Let's fix this: Replace _PM with for the probe id names in GSE29617_set2
probe_ids <- gsub("_PM", "", rownames(GSE29617_set2))
probe_data <- select(hthgu133a.db, keys = probe_ids, columns = "SYMBOL",
keytype = "PROBEID")
## Warning in .generateExtraRows(tab, keys, jointype): 'select' resulted in
## 1:many mapping between keys and return rows
probe_data[1, ]
## PROBEID SYMBOL
## 1 1007_s_at DDR1
What's the warning? Some probes match up with multiple genes, therefore those probe IDs will have more than one record.
This gives us too many rows, what do we do? Concatenate the gene names so that there will be one row per probe ID.
library(data.table)
probe_data_dt <- data.table(probe_data)
probe_data_dt_unique <- probe_data_dt[, list(SYMBOL = paste(SYMBOL,
collapse = ";")), by = "PROBEID"]
probe_data_dt_unique[SYMBOL %like% ";"]
## PROBEID SYMBOL
## 1: 1007_s_at DDR1;MIR4640
## 2: 1294_at UBA7;MIR5193
## 3: 1773_at FNTB;CHURC1-FNTB
## 4: 200012_x_at RPL21;SNORD102;SNORA27;RPL21P28
## 5: 200018_at RPS13;SNORD14B;LOC100508408
## ---
## 1143: 65133_i_at INO80B;INO80B-WBP1
## 1144: 65585_at FAM86C1;FAM86B1;FAM86FP;FAM86B2;FAM86DP
## 1145: 66053_at HNRNPUL2;HNRNPUL2-BSCL2
## 1146: 78495_at LOC155060;ZNF783
## 1147: 91617_at DGCR8;MIR1306
annotaded_probes <- data.frame(probe_data_dt_unique)
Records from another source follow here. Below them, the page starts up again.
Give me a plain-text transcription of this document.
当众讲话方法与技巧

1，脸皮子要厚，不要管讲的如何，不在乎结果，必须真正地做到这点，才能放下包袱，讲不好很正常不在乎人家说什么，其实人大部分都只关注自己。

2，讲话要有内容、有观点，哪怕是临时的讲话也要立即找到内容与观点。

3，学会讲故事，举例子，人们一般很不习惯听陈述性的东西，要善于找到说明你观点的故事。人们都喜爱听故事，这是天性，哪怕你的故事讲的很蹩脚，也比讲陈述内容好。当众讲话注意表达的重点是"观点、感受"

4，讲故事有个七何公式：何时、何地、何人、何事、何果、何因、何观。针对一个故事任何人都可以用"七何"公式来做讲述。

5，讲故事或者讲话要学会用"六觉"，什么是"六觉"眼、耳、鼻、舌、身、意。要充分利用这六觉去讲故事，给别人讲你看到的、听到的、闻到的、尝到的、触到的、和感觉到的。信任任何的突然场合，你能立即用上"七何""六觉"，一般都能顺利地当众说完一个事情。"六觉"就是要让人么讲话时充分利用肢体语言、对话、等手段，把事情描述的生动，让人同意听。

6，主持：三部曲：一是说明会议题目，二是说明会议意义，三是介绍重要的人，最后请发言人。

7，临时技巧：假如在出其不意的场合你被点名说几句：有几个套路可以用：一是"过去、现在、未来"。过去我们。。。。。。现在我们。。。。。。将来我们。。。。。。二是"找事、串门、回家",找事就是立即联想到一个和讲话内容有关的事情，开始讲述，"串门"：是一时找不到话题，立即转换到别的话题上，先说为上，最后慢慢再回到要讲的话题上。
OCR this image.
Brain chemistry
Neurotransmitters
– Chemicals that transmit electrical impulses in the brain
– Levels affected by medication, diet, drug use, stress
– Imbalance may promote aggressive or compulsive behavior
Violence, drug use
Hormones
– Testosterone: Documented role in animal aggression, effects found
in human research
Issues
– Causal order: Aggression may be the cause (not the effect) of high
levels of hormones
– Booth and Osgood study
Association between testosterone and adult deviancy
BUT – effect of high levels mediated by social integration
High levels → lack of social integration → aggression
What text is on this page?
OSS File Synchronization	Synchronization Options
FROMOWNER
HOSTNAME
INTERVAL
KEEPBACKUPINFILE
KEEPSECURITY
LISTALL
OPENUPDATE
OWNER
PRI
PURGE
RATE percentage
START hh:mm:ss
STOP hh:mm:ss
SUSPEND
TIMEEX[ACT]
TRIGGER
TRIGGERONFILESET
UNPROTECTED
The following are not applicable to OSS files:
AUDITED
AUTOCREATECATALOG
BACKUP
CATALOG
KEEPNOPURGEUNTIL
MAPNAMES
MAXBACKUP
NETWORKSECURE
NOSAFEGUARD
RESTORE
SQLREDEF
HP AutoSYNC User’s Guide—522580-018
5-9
rownames(annotaded_probes) <- rownames(GSE29617_set2)
fData(GSE29617_set2) <- annotaded_probes
head(fData(GSE29617_set2))
## PROBEID SYMBOL
## 1007_PM_s_at 1007_s_at DDR1;MIR4640
## 1053_PM_at 1053_at RFC2
## 117_PM_at 117_at HSPA6
## 121_PM_at 121_at PAX8
## 1255_PM_g_at 1255_g_at GUCA1A
## 1294_PM_at 1294_at UBA7;MIR5193
Now you're ready to get the data that you will have to analyze for your second homework.